Die anhaltenden Vorschläge von Donald Trump, Kanada zu annektieren, lösen in der kanadischen Politik und Gesellschaft Debatten aus. Dies scheint eine weitere pompöse Aussage zu sein, ein Klassiker des Trumpismus, der Schlagzeilen machen und die Opposition destabilisieren soll. Doch hinter dieser Rhetorik verbirgt sich eine verächtliche Strategie, die Auswirkungen auf die kanadische Souveränität und die indigenen Völker auf beiden Seiten der Grenze haben könnte.
Robert Falcon Ouellette ist ein Anthropologe aus der Cree-Nation Roter Fasanin Saskatchewan. Er ist auf die Bereiche indigene Bildung, Militärethik und Politikwissenschaft spezialisiert. Er besitzt einen Doktortitel und zwei Master-Abschlüsse der Laval University. Er diente auch in den kanadischen Streitkräften und war von 2015 bis 2019 liberaler Bundesabgeordneter für das Winnipeg Centre. Heute ist er außerordentlicher Professor an der Fakultät für Bildungswissenschaften der University of Ottawa.
Schwächung der kanadischen Führung
Trumps Idee einer Annexion ist weniger eine echte geopolitische Ambition als vielmehr eine Taktik, die darauf abzielt, einen Druckhebel zu erzeugen. Er möchte unsere kanadischen Führungskräfte in schwierige Situationen bringen.
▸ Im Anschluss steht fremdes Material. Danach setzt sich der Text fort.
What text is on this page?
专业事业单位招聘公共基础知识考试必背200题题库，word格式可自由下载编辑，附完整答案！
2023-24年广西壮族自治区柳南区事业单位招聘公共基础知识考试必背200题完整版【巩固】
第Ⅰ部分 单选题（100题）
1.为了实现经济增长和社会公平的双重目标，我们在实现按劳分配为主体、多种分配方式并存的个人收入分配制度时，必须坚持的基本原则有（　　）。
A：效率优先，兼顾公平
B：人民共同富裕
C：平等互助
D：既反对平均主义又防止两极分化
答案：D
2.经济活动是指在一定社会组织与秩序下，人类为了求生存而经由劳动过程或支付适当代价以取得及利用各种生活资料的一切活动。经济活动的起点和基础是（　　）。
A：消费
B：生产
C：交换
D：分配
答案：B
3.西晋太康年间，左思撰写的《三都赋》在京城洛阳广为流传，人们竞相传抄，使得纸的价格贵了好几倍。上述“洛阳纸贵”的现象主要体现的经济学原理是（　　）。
Für Pierre Poilievre beginnt sich daraus ein Narrativ des Verrats zu entwickeln, da er in der Vergangenheit Trumps Politik unterstützt hat. Für Justin Trudeau bedeutet dies, dass er angesichts der Aggressivität des US-Präsidenten schwach ist. Ziel ist es, Kanadas Verhandlungsmacht in Handelsgesprächen zu schwächen und die Aufmerksamkeit von kritischen Themen wie Zöllen, Marktzugang und Umweltschutz abzulenken.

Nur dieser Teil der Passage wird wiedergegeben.